Há bastante tempo que gosto de recitar uma comovedora invocação a São José, que a própria Igreja nos propõe como oração preparatória da Missa: «São José, varão feliz, que tivestes a dita de ver e ouvir o próprio Deus a quem muitos reis quiseram ver e não viram, ouvir e não ouviram; e não só ver e ouvir, mas também trazê-lo nos braços, beijá-lo, vesti-lo e guardá-lo! Rogai por nós.» Esta oração servir-nos-á para entrar no último tema que vou tocar hoje: a íntima relação de José com Jesus.

Para São José, a vida de Jesus foi uma contínua descoberta da própria vocação. Recordámos atrás os primeiros anos, cheios de circunstâncias aparentemente contrastantes: glorificação e fuga, majestade dos Magos e pobreza da gruta, canto dos anjos e silêncio dos homens. Quando chega o momento de apresentar o Menino no Templo, José, que leva uma oferenda modesta, um par de rolas, ouve Simeão e Ana proclamarem que Jesus é o Messias. «Seu pai e sua
mãe estavam admirados com o que se dizia dele», relata São Lucas. Mais tarde, o Menino fica no Templo sem que Maria e José saibam, e, quando voltam a encontrá-lo depois de O procurarem durante três dias, o mesmo evangelista narra que «ficaram assombrados».

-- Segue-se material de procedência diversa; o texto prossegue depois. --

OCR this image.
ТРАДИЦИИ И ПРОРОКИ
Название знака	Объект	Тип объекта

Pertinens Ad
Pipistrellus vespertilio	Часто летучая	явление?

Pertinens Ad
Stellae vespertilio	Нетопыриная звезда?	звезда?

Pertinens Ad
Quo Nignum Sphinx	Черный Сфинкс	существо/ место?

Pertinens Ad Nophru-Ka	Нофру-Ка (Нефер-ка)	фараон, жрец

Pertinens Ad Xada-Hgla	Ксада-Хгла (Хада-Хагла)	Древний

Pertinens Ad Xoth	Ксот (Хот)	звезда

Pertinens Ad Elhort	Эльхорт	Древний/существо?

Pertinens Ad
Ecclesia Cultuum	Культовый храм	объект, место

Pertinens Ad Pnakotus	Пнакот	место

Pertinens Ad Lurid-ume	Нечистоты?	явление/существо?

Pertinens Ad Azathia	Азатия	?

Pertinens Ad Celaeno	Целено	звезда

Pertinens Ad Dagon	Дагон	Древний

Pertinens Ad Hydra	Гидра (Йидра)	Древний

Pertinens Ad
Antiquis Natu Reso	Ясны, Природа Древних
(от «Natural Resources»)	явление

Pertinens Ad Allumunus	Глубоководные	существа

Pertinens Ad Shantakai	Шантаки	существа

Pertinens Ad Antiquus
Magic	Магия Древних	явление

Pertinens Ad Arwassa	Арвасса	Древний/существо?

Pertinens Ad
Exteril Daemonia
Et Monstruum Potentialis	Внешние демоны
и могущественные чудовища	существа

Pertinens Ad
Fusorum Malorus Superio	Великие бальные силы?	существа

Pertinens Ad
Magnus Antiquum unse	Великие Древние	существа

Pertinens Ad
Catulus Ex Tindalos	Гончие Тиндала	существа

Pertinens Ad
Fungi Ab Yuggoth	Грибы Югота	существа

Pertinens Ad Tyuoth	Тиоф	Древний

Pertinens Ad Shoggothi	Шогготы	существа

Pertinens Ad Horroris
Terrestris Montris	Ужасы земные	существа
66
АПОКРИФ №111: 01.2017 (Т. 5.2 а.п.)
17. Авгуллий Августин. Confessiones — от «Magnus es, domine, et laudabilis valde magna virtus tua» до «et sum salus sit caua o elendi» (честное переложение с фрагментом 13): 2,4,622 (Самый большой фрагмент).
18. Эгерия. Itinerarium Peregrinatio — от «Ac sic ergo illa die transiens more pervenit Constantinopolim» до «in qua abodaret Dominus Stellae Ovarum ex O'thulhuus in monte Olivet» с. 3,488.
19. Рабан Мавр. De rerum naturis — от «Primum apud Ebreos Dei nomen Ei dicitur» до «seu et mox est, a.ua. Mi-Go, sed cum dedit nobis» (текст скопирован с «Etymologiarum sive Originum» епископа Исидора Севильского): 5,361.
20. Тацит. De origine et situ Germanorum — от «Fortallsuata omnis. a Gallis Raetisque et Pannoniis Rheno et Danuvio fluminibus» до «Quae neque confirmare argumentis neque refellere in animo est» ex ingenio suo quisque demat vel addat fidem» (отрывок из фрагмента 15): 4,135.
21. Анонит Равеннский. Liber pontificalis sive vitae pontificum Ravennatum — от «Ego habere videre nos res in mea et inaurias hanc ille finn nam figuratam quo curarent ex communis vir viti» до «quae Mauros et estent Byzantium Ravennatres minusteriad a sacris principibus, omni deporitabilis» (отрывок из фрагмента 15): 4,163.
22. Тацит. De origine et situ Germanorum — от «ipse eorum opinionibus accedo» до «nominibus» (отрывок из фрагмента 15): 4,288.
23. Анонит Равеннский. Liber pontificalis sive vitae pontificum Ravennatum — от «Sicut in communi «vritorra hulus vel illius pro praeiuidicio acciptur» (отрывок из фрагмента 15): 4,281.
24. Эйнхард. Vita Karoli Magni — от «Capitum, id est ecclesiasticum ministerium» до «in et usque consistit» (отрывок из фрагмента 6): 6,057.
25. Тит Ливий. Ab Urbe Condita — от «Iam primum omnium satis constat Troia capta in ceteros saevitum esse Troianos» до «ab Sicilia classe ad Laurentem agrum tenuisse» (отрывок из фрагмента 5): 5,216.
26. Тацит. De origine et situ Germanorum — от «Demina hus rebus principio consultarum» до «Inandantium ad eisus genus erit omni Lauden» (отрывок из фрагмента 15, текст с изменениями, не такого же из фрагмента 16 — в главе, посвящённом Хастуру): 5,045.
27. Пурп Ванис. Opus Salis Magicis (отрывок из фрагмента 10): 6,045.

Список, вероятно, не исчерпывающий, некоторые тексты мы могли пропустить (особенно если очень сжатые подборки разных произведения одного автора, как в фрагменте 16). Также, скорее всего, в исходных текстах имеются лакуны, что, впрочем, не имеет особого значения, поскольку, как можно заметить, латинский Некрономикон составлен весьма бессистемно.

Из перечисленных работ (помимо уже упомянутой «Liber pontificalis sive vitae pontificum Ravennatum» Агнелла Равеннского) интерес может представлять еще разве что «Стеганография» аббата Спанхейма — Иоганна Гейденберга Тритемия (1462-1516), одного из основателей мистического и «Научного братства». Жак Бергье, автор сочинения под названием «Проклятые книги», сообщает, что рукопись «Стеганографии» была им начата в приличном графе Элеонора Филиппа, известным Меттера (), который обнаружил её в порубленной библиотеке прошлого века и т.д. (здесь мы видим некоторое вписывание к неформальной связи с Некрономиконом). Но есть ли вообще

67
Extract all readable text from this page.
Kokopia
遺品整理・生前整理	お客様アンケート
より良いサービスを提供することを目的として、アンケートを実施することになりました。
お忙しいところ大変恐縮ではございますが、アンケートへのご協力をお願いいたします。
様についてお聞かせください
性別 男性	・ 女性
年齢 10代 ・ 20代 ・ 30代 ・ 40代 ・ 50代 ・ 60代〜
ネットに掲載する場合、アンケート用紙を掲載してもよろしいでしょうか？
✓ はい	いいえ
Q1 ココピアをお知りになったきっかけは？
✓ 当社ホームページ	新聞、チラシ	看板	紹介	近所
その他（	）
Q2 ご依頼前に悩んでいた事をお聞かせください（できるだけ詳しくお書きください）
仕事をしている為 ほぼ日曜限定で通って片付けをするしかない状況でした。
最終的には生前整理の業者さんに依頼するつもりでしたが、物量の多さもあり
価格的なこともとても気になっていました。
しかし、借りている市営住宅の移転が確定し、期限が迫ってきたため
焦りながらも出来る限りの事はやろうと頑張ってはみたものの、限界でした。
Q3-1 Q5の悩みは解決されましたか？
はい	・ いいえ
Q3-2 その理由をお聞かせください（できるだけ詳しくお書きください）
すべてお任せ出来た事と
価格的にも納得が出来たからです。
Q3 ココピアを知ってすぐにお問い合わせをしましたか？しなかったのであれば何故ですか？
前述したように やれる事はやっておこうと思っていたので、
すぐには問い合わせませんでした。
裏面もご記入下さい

José surpreende-se, José admira-se. Deus vai-lhe revelando os seus desígnios e ele esforça-se por compreendê-los. Como qualquer alma que queira seguir Jesus de perto, descobre rapidamente que não é possível andar com passo ronceiro, que não se pode viver da rotina. Porque Deus não Se conforma com a estabilidade de um nível alcançado, com o descanso no que já se tem. Deus exige continuamente mais, e os seus caminhos não são os nossos caminhos
humanos. São José aprendeu com Jesus, como nenhum outro homem antes ou depois dele, a estar atento para reconhecer as maravilhas de Deus, a ter a alma e o coração abertos.